How are Dental Waterlines Connected to Aerosol Transmissible Diseases?
Ultrasonic scalers and other handpieces make use of these waterlines. These tools need compressed air and water to work effectively, and this results in the production of aerosols in the dental office.
Apart from the patient’s blood and saliva, the aerosols contain the by-products of the biofilm. These can either land on individuals in the operatory or remain suspended in the air. Thus, the aerosolized particles are a constant threat and can infect patients if not cleaned immediately by a dental aerosol reduction device.
Even if the COVID-19 virus is not present anywhere in the clinic, the pathogens from dental aerosol production may weaken the immune system, making the exposed individuals more likely to catch the virus in other places.
How to Maintain Clean Waterlines
In order to help stop the spread of COVID-19 and other diseases, dental offices must consult with the manufacturer of the dental unit before proceeding with maintenance.

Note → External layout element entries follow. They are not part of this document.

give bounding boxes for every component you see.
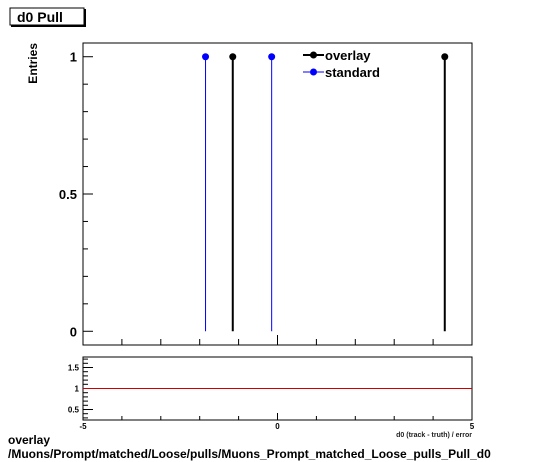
x-tick-label: -5 xyxy=(79,422,87,431)
y-tick-label: 0.5 xyxy=(59,187,77,202)
main-marks xyxy=(202,53,449,332)
x-tick-label: 5 xyxy=(470,422,475,431)
x-axis-label: d0 (track - truth) / error xyxy=(396,432,472,439)
data-point xyxy=(268,53,276,61)
title-box: d0 Pull xyxy=(9,7,86,27)
y-axis-label: Entries xyxy=(26,43,40,84)
main-plot-frame xyxy=(82,42,473,346)
chart-title: d0 Pull xyxy=(17,9,63,25)
ratio-y-tick-label: 1 xyxy=(75,385,80,394)
data-point xyxy=(229,53,237,61)
x-tick-label: 0 xyxy=(275,422,280,431)
y-tick-label: 1 xyxy=(70,50,77,65)
legend-marker xyxy=(310,51,317,59)
main-axes: 00.51 xyxy=(59,50,473,345)
legend-marker xyxy=(310,68,317,76)
legend-label: overlay xyxy=(325,48,371,63)
ratio-y-tick-label: 1.5 xyxy=(68,364,80,373)
ratio-axes: 0.5 1 1.5 -5 0 5 xyxy=(68,358,475,431)
data-point xyxy=(202,53,210,61)
data-point xyxy=(441,53,449,61)
y-tick-label: 0 xyxy=(70,324,77,339)
footer-line-1: overlay xyxy=(8,433,51,447)
footer: overlay /Muons/Prompt/matched/Loose/pull… xyxy=(8,433,491,461)
legend: overlay standard xyxy=(303,48,380,80)
ratio-y-tick-label: 0.5 xyxy=(68,406,80,415)
footer-line-2: /Muons/Prompt/matched/Loose/pulls/Muons_… xyxy=(8,447,491,461)
legend-label: standard xyxy=(325,65,380,80)
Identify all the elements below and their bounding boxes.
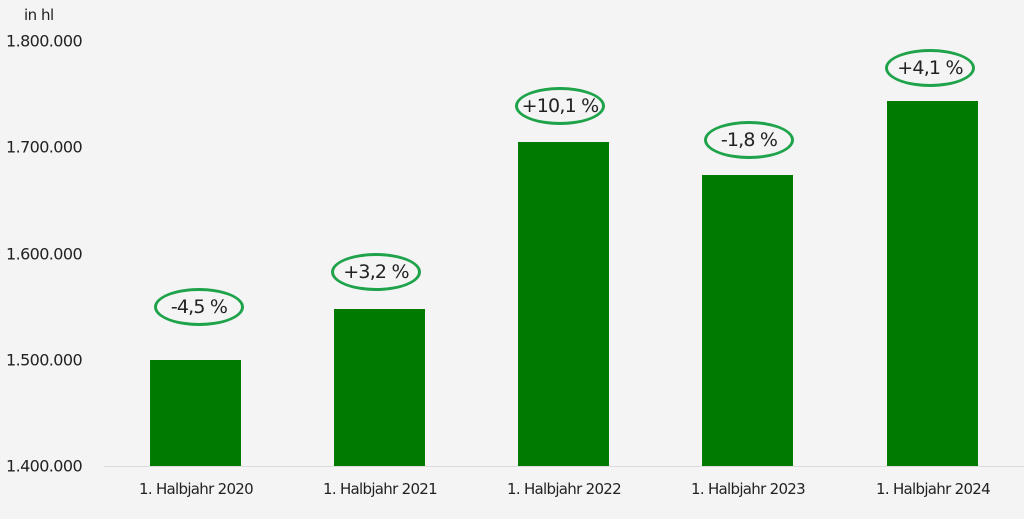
y-tick-1400000: 1.400.000 [6, 456, 83, 476]
bar-2022 [518, 142, 609, 466]
y-axis-unit-label: in hl [24, 6, 54, 24]
x-label-2024: 1. Halbjahr 2024 [875, 480, 991, 498]
x-axis-baseline [104, 466, 1024, 467]
bar-2020 [150, 360, 241, 466]
y-tick-1800000: 1.800.000 [6, 31, 83, 51]
change-annotation-2023: -1,8 % [704, 121, 794, 159]
change-annotation-2021: +3,2 % [331, 253, 421, 291]
change-annotation-2022: +10,1 % [515, 87, 605, 125]
x-label-2020: 1. Halbjahr 2020 [138, 480, 254, 498]
y-tick-1700000: 1.700.000 [6, 137, 83, 157]
change-annotation-2020: -4,5 % [154, 288, 244, 326]
x-label-2023: 1. Halbjahr 2023 [690, 480, 806, 498]
x-label-2022: 1. Halbjahr 2022 [506, 480, 622, 498]
bar-2024 [887, 101, 978, 466]
x-label-2021: 1. Halbjahr 2021 [322, 480, 438, 498]
y-tick-1600000: 1.600.000 [6, 244, 83, 264]
bar-2021 [334, 309, 425, 466]
y-tick-1500000: 1.500.000 [6, 350, 83, 370]
bar-2023 [702, 175, 793, 466]
change-annotation-2024: +4,1 % [885, 49, 975, 87]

- Adhere to recommendations by the Center for Disease Control and Prevention (CDC) and the American Dental Association (ADA) to flush dental unit waterlines for several minutes every morning. Also, clinicians should flush the handpieces with air/water for 20-30 seconds between patients. Installing sterilized handpieces reduces the risk of cross-contamination
- Install anti-retraction valves to stop oral fluids from invading waterlines
- Test the water quality to see if it meets the standards of the Environmental Protection Agency for safe drinking water. Ideally, the water quality should be at <500 CFU/mL
- Avoid using heated dental unit water since it tends to amplify the formation of biofilms
- Use sterile solutions for surgical irrigations
- Train oral healthcare workers on measures to decrease the risk of contamination in dental instruments
- Teach staff to comply with the clinic’s chosen treatment approach
- Be on the lookout for signs of biofilm formation, such as clogging of lines, cloudiness in the water or musty odor
Long Term Changes Practitioners Should Implement
For future infection-free waterline systems and continued aerosol reduction, dentists, dental assistants, and hygienists need to take the following steps:
1. Ensure that the sterile water system has received clearance from the Food and Drug Administration (FDA)
2. Consider purchasing options for improving dental unit water such as independent water reservoirs, draining and air purging regimens, and chemical treatment regimens to control biofilm production.
In the post COVID-19 world, having a tidy dental clinic is everything. Maintaining the dental unit waterlines will go a long way in mitigating the spread of disease.